9. Juni 2012

Orchestra of the Age of Enlightenment –
Sir Simon Rattle.
Laeiszhalle Hamburg.

20:00 Uhr, Parkett links, Reihe 5, Platz 16















Gabriel Fauré – Pelléas et Mélisande / Suite op. 80
Maurice Ravel – Klavierkonzert Nr. 2 / Klavierkonzert für die linke Hand
(Pierre-Laurent Aimard)
Zugabe: Claude Debussy – Ondine

(Pause)

Claude Debussy – Prélude à l'après-midi d'un faune

Claude Debussy – La Mer
Zugabe: Erik Satie / Claude Debussy – Gymnopédie Nr. 1



So klingt er also, der vielzitierte Erard, oder vielmehr ein Exemplar aus seiner traditionsreichen, mittlerweile jedoch weitgehend ausgestorbenen Familie. Macht sich optisch ganz gut auf der Bühne der alten Dame Laeiszhalle, das braungemaserte Ungetüm auf Schnörkelpfoten. Der Klang, den Herr Aimard ihm entlockt, ist für den historisch interessierten Konzertgänger nicht uninteressant, dokumentiert in erster Linie jedoch den Fortschritt, mit dem ein moderner Steinway das Gehör zu ergötzen vermag.

Mögen Authentizitäts-Fetischisten diesen speziellen Ton zu schätzen wissen, um dem Idiom eines Konzertes zur Ravel-Zeit nachzuspüren, halte ich es lieber mit den Errungenschaften des Instrumentenbaus in Bezug auf Volumen, Differenzierung und Ausgewogenheit. Der braune Schwan singt schon eine ganze Ecke dünner, unrunder. Insbesondere die mittlere Lage verrät das Alter und die Nähe zur Herbheit der historischen Aufführungspraxis. Ich kann mir durchaus vorstellen, daß man von diesem „archaischen“ Klang eingenommen wird – ist halt Geschmackssache.

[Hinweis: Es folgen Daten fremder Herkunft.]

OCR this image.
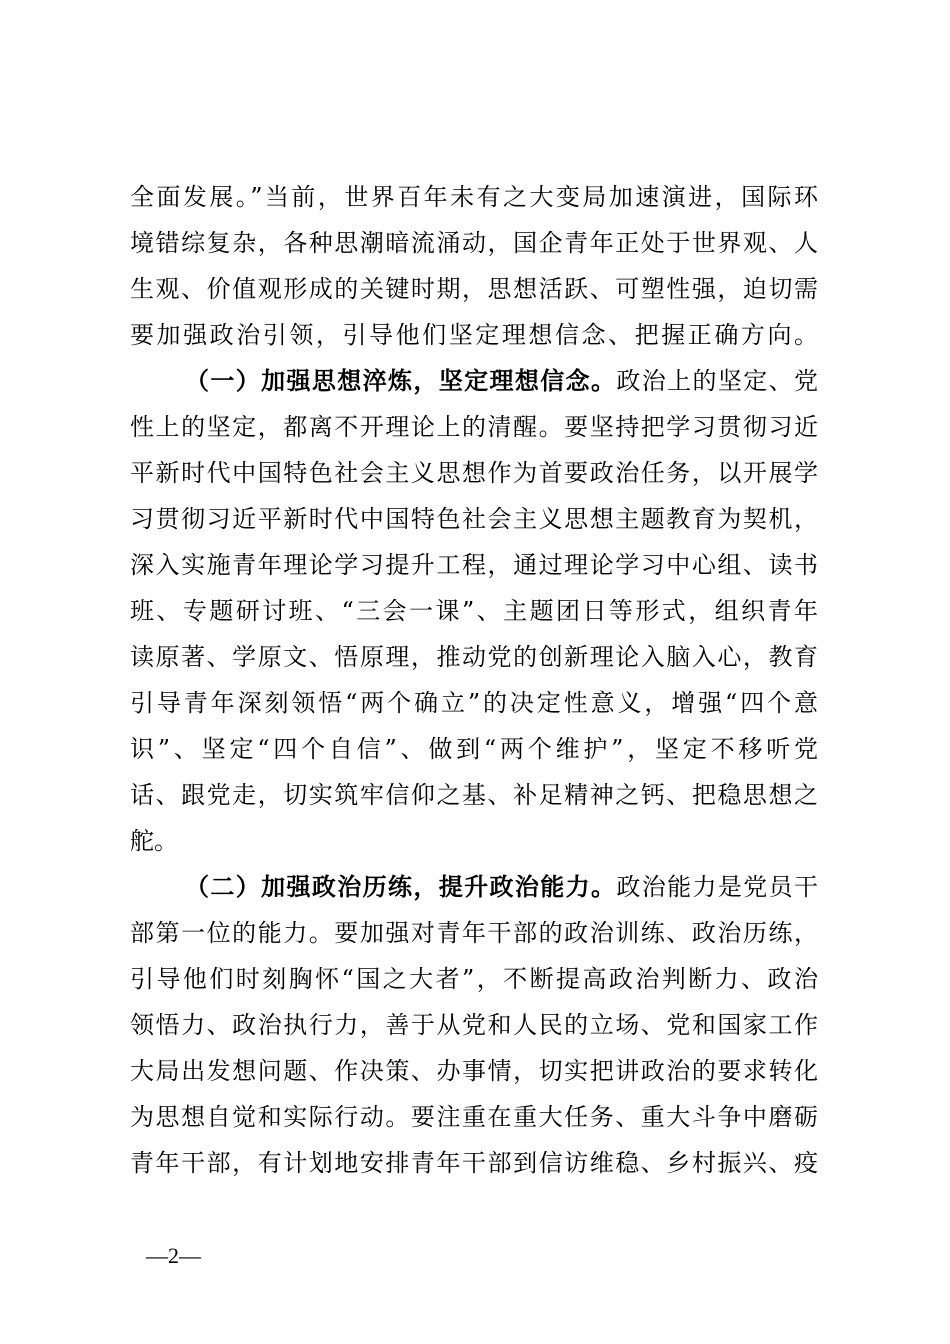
全面发展。”当前，世界百年未有之大变局加速演进，国际环
境错综复杂，各种思潮暗流涌动，国企青年正处于世界观、人
生观、价值观形成的关键时期，思想活跃、可塑性强，迫切需
要加强政治引领，引导他们坚定理想信念、把握正确方向。
（一）加强思想淬炼，坚定理想信念。政治上的坚定、党
性上的坚定，都离不开理论上的清醒。要坚持把学习贯彻习近
平新时代中国特色社会主义思想作为首要政治任务，以开展学
习贯彻习近平新时代中国特色社会主义思想主题教育为契机，
深入实施青年理论学习提升工程，通过理论学习中心组、读书
班、专题研讨班、“三会一课”、主题团日等形式，组织青年
读原著、学原文、悟原理，推动党的创新理论入脑入心，教育
引导青年深刻领悟“两个确立”的决定性意义，增强“四个意
识”、坚定“四个自信”、做到“两个维护”，坚定不移听党
话、跟党走，切实筑牢信仰之基、补足精神之钙、把稳思想之
舵。
（二）加强政治历练，提升政治能力。政治能力是党员干
部第一位的能力。要加强对青年干部的政治训练、政治历练，
引导他们时刻胸怀“国之大者”，不断提高政治判断力、政治
领悟力、政治执行力，善于从党和人民的立场、党和国家工作
大局出发想问题、作决策、办事情，切实把讲政治的要求转化
为思想自觉和实际行动。要注重在重大任务、重大斗争中磨砺
青年干部，有计划地安排青年干部到信访维稳、乡村振兴、疫
—2—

Genau wie die Frage, ob man durch das tierische Geschnaufe von Herrn Aimard von seinem intensiven, faszinierenden Vortrag abgelenkt wird oder nicht. Ich hatte da so meine Probleme (und das als glühender Gould-Verehrer!). Im Ernst: das Ravel-Konzert zog mich über die Maßen in seinen Bann – woran das französische Duo ganz klar seinen Anteil hatte. Auch auf das Programm bezogen für mich der Höhepunkt des ganzen Abends. Das ist der Ravel, wie ich ihn mag, messerscharf, phantasievoll, kontrastreich, mit einem Hang zum Grotesken – eben Elemente, wie ich sie z.B. auch an Britten liebe.

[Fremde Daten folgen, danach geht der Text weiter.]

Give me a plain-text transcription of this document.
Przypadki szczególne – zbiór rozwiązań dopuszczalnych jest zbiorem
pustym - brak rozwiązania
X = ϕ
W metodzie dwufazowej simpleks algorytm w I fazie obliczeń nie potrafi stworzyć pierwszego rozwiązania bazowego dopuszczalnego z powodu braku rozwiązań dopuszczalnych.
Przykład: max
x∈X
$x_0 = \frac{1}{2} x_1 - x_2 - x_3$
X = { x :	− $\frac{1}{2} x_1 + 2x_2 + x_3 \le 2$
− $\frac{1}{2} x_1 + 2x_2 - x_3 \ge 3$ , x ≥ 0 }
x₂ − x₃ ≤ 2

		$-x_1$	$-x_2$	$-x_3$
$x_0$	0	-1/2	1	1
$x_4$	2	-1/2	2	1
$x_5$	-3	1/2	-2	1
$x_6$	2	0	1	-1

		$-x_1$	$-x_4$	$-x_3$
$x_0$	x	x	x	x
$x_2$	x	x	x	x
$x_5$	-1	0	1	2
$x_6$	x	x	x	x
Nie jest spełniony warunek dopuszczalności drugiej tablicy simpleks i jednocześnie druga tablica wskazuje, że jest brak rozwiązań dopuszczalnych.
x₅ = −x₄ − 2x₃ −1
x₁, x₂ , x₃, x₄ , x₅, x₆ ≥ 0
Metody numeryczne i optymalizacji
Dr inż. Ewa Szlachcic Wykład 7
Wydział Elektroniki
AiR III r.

Verliebt habe ich mich auch in dieses Orchester. Was für ein Klang! Der Samt der Streicher, die Anmut der Holzbläser, der Stolz des Blechs – sind das historische Instrumente, wie das Programmheft vermeldet? Hätte ich nicht herausgehört. Keine Ahnung, wie alt die Geigen sind – gut sind sie und ihre Bediener, und wie!

Dazu Sir Simon als der gewohnte Klangfuchser. Immer wieder scheint es, als halte er ob des Farbenreichtums der verschiedenen Partituren mit seinem Orchester einen Moment inne, um eine besonders schöne Stelle wie ein funkelndes Stück Kristall von allen Seiten im Sonnenlicht zu betrachten. Dabei besteht jedoch nie die Gefahr, das große Ganze könne auseinanderfallen, zu verwoben, zu organisch ist der mäandernde Fluß des Klangkörpers.

Vertrauteste Gestade wie Debussys Dichtungen werden mit frischem Zugang angesteuert. Traumpianissimi, wohligste Bögen, atmende Steigerungen, druckvollste dynamische Entladungen. Unter solcher Behandlung gelingt selbst ein Kitschnäpfchen wie Saties Gymnopédie als scheue Neuformung.

Konzerte wie dieses bringen mich Debussy & Co. vielleicht am Ende des Tages nicht nachhaltig näher, gewähren mir aber einen versöhnlichen Blick in jene, mir fremde Welt. Das ist doch etwas.